According to major foreign media including CNN on the 3rd (local time), President Trump announced on his social media that he would postpone the 25% tariff on Canada for 30 days after having two phone calls with Canadian Prime Minister Justin Trudeau. It is reported that Prime Minister Trudeau has promised to appoint a 'fentanyl czar' to deal with drug issues and invest $1.3 billion (approximately 1.9 trillion won) in border security.
On that day, President Trump also announced that he would postpone the 25% tariff on Mexico for 30 days. This decision comes after Claudia Sheinbaum, the President of Mexico, promised to deploy 10,000 soldiers to the U.S.-Mexico border to combat drugs and illegal immigration.
◇ Tariffs on Canada and Mexico are 'negotiation tools'... a blow to U.S. corporations if imposed
In the economic and financial sectors, opinions are emerging that President Trump's announcement of tariffs on Canada and Mexico was initially intended as a 'negotiation card.' This is because major manufacturing corporations from the U.S. have large production facilities in both countries; if a 25% tariff were imposed, the U.S. economy would suffer significantly. Many U.S. corporations established production bases in Mexico due to lower labor and factory construction costs following the signing of the United States-Mexico-Canada Agreement (USMCA) in 2020.

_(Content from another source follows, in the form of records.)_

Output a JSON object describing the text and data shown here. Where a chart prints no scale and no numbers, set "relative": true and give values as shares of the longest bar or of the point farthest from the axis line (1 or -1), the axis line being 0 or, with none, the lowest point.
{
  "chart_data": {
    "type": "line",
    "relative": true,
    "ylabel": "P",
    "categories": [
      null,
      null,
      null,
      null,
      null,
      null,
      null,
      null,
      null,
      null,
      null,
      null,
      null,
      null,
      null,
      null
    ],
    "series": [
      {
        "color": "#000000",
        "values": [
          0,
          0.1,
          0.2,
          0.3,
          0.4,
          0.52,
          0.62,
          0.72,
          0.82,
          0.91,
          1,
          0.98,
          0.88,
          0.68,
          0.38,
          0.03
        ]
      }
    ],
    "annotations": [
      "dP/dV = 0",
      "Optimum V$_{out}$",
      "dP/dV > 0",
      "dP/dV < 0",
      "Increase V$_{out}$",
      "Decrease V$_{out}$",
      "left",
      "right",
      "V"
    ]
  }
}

In 2023, the total number of vehicles exported from Mexico to the United States was 2,554,000. Of this, the amount produced by the three major U.S. automobile groups—General Motors (GM), Ford, and Stellantis—accounted for more than half, totaling 1,313,000 vehicles. GM, the largest automobile company in the U.S., produced over 842,000 vehicles in Mexico last year, the highest among global automobile manufacturers. Mexico also hosts several factories for electric vehicle parts, and if tariffs are imposed, U.S. manufacturers would face difficulties in sourcing these parts.
The high tariffs on Canada would also adversely affect U.S. automobile companies. U.S. corporations have built factories in Canada in partnership with Korean electric vehicle battery manufacturers. Stellantis has partnered with LG Energy Solution to construct a plant in Ontario, Canada, which began operations last year, while GM and POSCO FUTURE M are constructing a cathode production facility in Quebec, Canada.

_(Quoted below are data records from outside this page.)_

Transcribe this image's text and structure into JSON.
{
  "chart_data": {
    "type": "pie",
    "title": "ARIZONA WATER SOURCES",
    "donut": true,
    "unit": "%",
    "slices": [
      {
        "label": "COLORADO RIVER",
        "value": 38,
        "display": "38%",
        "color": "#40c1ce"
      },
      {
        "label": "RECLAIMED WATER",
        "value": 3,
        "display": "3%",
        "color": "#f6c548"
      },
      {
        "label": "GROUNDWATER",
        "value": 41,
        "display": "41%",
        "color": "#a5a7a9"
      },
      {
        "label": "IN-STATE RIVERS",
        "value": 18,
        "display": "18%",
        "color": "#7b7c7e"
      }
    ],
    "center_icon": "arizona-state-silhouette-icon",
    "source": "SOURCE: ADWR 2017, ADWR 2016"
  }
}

The New York Times (NYT) reported on the 1st, "Almost all automobile manufacturers will struggle with tariffs on imports from Canada, Mexico, and China, but GM will be the hardest hit." GM has been restructuring its global operations since the late 2010s, producing most of its volume models—except for certain types like electric vehicles—overseas for import back into the United States.

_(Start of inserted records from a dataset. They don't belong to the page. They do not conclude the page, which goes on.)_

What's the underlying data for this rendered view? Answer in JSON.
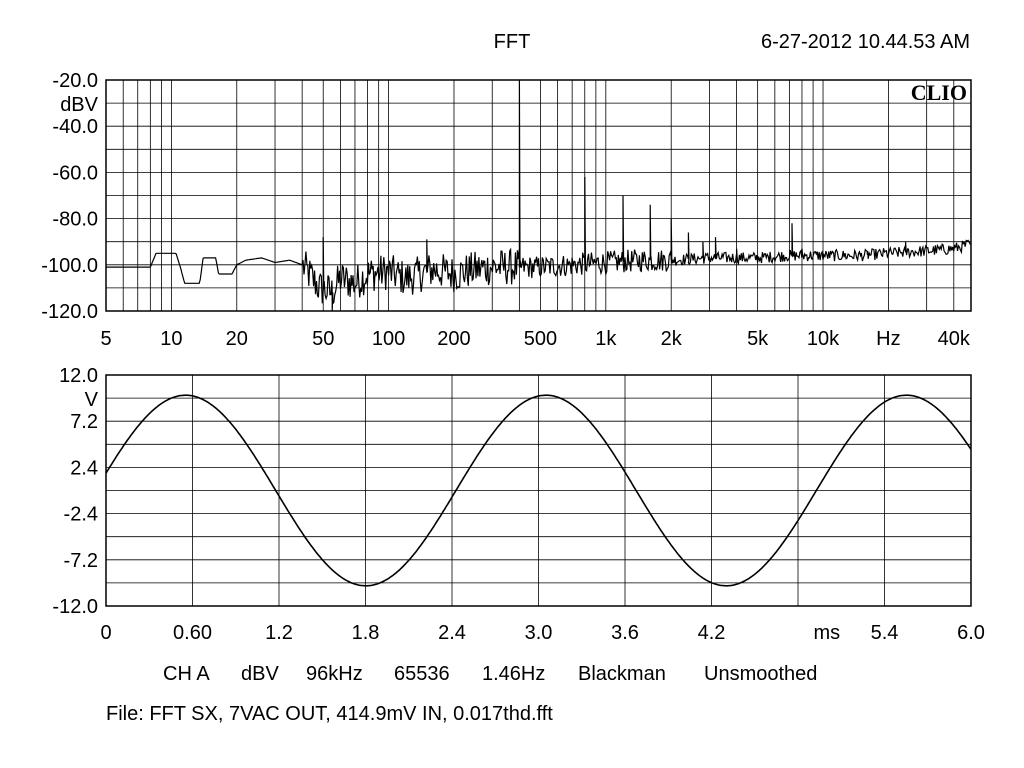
{
  "header": {
    "title": "FFT",
    "timestamp": "6-27-2012 10.44.53 AM",
    "logo": "CLIO"
  },
  "footer": {
    "settings": [
      "CH A",
      "dBV",
      "96kHz",
      "65536",
      "1.46Hz",
      "Blackman",
      "Unsmoothed"
    ],
    "file": "File: FFT SX, 7VAC OUT, 414.9mV IN, 0.017thd.fft"
  },
  "chart_data": [
    {
      "type": "line",
      "ylabel": "dBV",
      "xlabel": "Hz",
      "xscale": "log",
      "xlim": [
        5,
        48000
      ],
      "ylim": [
        -120,
        -20
      ],
      "grid": true,
      "y_ticks": [
        {
          "value": -20,
          "label": "-20.0"
        },
        {
          "value": -40,
          "label": "-40.0"
        },
        {
          "value": -60,
          "label": "-60.0"
        },
        {
          "value": -80,
          "label": "-80.0"
        },
        {
          "value": -100,
          "label": "-100.0"
        },
        {
          "value": -120,
          "label": "-120.0"
        }
      ],
      "x_ticks": [
        {
          "value": 5,
          "label": "5"
        },
        {
          "value": 10,
          "label": "10"
        },
        {
          "value": 20,
          "label": "20"
        },
        {
          "value": 50,
          "label": "50"
        },
        {
          "value": 100,
          "label": "100"
        },
        {
          "value": 200,
          "label": "200"
        },
        {
          "value": 500,
          "label": "500"
        },
        {
          "value": 1000,
          "label": "1k"
        },
        {
          "value": 2000,
          "label": "2k"
        },
        {
          "value": 5000,
          "label": "5k"
        },
        {
          "value": 10000,
          "label": "10k"
        },
        {
          "value": 40000,
          "label": "40k"
        }
      ],
      "x_unit_label_at": 20000,
      "baseline": [
        [
          5,
          -101
        ],
        [
          8,
          -101
        ],
        [
          8.5,
          -95
        ],
        [
          10.5,
          -95
        ],
        [
          11,
          -101
        ],
        [
          11.5,
          -108
        ],
        [
          13.5,
          -108
        ],
        [
          14,
          -97
        ],
        [
          16,
          -97
        ],
        [
          16.5,
          -104
        ],
        [
          19,
          -104
        ],
        [
          20,
          -100
        ],
        [
          22,
          -98
        ],
        [
          26,
          -97
        ],
        [
          30,
          -99
        ],
        [
          35,
          -98
        ],
        [
          40,
          -100
        ],
        [
          48,
          -110
        ],
        [
          55,
          -112
        ],
        [
          60,
          -106
        ],
        [
          70,
          -108
        ],
        [
          80,
          -104
        ],
        [
          100,
          -103
        ],
        [
          120,
          -106
        ],
        [
          140,
          -104
        ],
        [
          160,
          -102
        ],
        [
          200,
          -104
        ],
        [
          250,
          -102
        ],
        [
          300,
          -101
        ],
        [
          400,
          -101
        ],
        [
          500,
          -101
        ],
        [
          700,
          -100
        ],
        [
          1000,
          -99
        ],
        [
          1500,
          -98
        ],
        [
          2000,
          -98
        ],
        [
          3000,
          -97
        ],
        [
          5000,
          -97
        ],
        [
          7000,
          -96
        ],
        [
          10000,
          -96
        ],
        [
          15000,
          -96
        ],
        [
          20000,
          -95
        ],
        [
          30000,
          -94
        ],
        [
          40000,
          -93
        ],
        [
          48000,
          -91
        ]
      ],
      "noise": [
        {
          "from": 5,
          "to": 40,
          "amplitude": 0
        },
        {
          "from": 40,
          "to": 400,
          "amplitude": 8
        },
        {
          "from": 400,
          "to": 2000,
          "amplitude": 5
        },
        {
          "from": 2000,
          "to": 48000,
          "amplitude": 2.5
        }
      ],
      "peaks": [
        {
          "x": 50,
          "y": -88
        },
        {
          "x": 55,
          "y": -120
        },
        {
          "x": 150,
          "y": -89
        },
        {
          "x": 400,
          "y": -20
        },
        {
          "x": 800,
          "y": -62
        },
        {
          "x": 1200,
          "y": -70
        },
        {
          "x": 1600,
          "y": -74
        },
        {
          "x": 2000,
          "y": -80
        },
        {
          "x": 2400,
          "y": -86
        },
        {
          "x": 2800,
          "y": -90
        },
        {
          "x": 3200,
          "y": -88
        },
        {
          "x": 4000,
          "y": -93
        },
        {
          "x": 7200,
          "y": -82
        },
        {
          "x": 8000,
          "y": -93
        },
        {
          "x": 16000,
          "y": -94
        },
        {
          "x": 24000,
          "y": -90
        }
      ]
    },
    {
      "type": "line",
      "ylabel": "V",
      "xlabel": "ms",
      "xlim": [
        0,
        6.0
      ],
      "ylim": [
        -12,
        12
      ],
      "grid": true,
      "y_ticks": [
        {
          "value": 12,
          "label": "12.0"
        },
        {
          "value": 7.2,
          "label": "7.2"
        },
        {
          "value": 2.4,
          "label": "2.4"
        },
        {
          "value": -2.4,
          "label": "-2.4"
        },
        {
          "value": -7.2,
          "label": "-7.2"
        },
        {
          "value": -12,
          "label": "-12.0"
        }
      ],
      "x_ticks": [
        {
          "value": 0,
          "label": "0"
        },
        {
          "value": 0.6,
          "label": "0.60"
        },
        {
          "value": 1.2,
          "label": "1.2"
        },
        {
          "value": 1.8,
          "label": "1.8"
        },
        {
          "value": 2.4,
          "label": "2.4"
        },
        {
          "value": 3.0,
          "label": "3.0"
        },
        {
          "value": 3.6,
          "label": "3.6"
        },
        {
          "value": 4.2,
          "label": "4.2"
        },
        {
          "value": 5.4,
          "label": "5.4"
        },
        {
          "value": 6.0,
          "label": "6.0"
        }
      ],
      "x_unit_label_at": 5.0,
      "waveform": {
        "shape": "sine",
        "amplitude_v": 9.9,
        "frequency_hz": 400,
        "offset_v": 0,
        "start_value_v": 1.8
      }
    }
  ]
}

◇ Europe's tariffs will have a minimal impact on the U.S.
President Trump is considering imposing a 10% tariff on all imports from the European Union (EU). The United States is the largest export market for the EU, accounting for about 20% of the EU's total exports. In 2023, the EU recorded a surplus of $160 billion (approximately 234 trillion won) in trade with the U.S.
Compared to Mexico and Canada, which share borders with the U.S. and have lower labor costs, shipping costs for goods across the Atlantic to Europe can be significant. Therefore, analyses suggest that even if tariffs are imposed, the impact on American manufacturing is likely to be limited due to a smaller number of U.S. corporations having factories in Europe.
The items imported from Mexico are also different. The main imports from Mexico to the U.S. include automobiles and parts, as well as household appliances, which could significantly influence inflation should tariffs be applied, increasing the likelihood that U.S. corporations could face production disruptions. Additionally, the U.S. imports electric vehicle batteries, materials, and minerals from Canada. However, imports from Europe primarily consist of food ingredients, alcoholic beverages, and luxury goods, resulting in very little likelihood of a significant impact on U.S. corporations. In 2023, the U.S. imported $1.5 billion in olive oil, $4.7 billion in wine, and $1.2 billion in cheese from the EU.
There is another reason why analysts believe tariffs imposed on the EU are not just negotiation tools. President Trump has demanded Canada and Mexico take immediate actions concerning border management and the control of drugs and illegal immigrants. In contrast, Europe is facing requests for increased defense spending from NATO (North Atlantic Treaty Organization) and deregulation of U.S. tech companies. Since consensus among member countries is necessary and increased defense spending requires a large budget, it is difficult for the U.S. to easily grant tariff exemptions for the EU.
As a result, there are analyses indicating that the imposition of tariffs on the EU may actually be implemented. During Trump's first term, the U.S. imposed tariffs of 25% on bags, wine, cheese, and steel, and 10% on aluminum from the EU.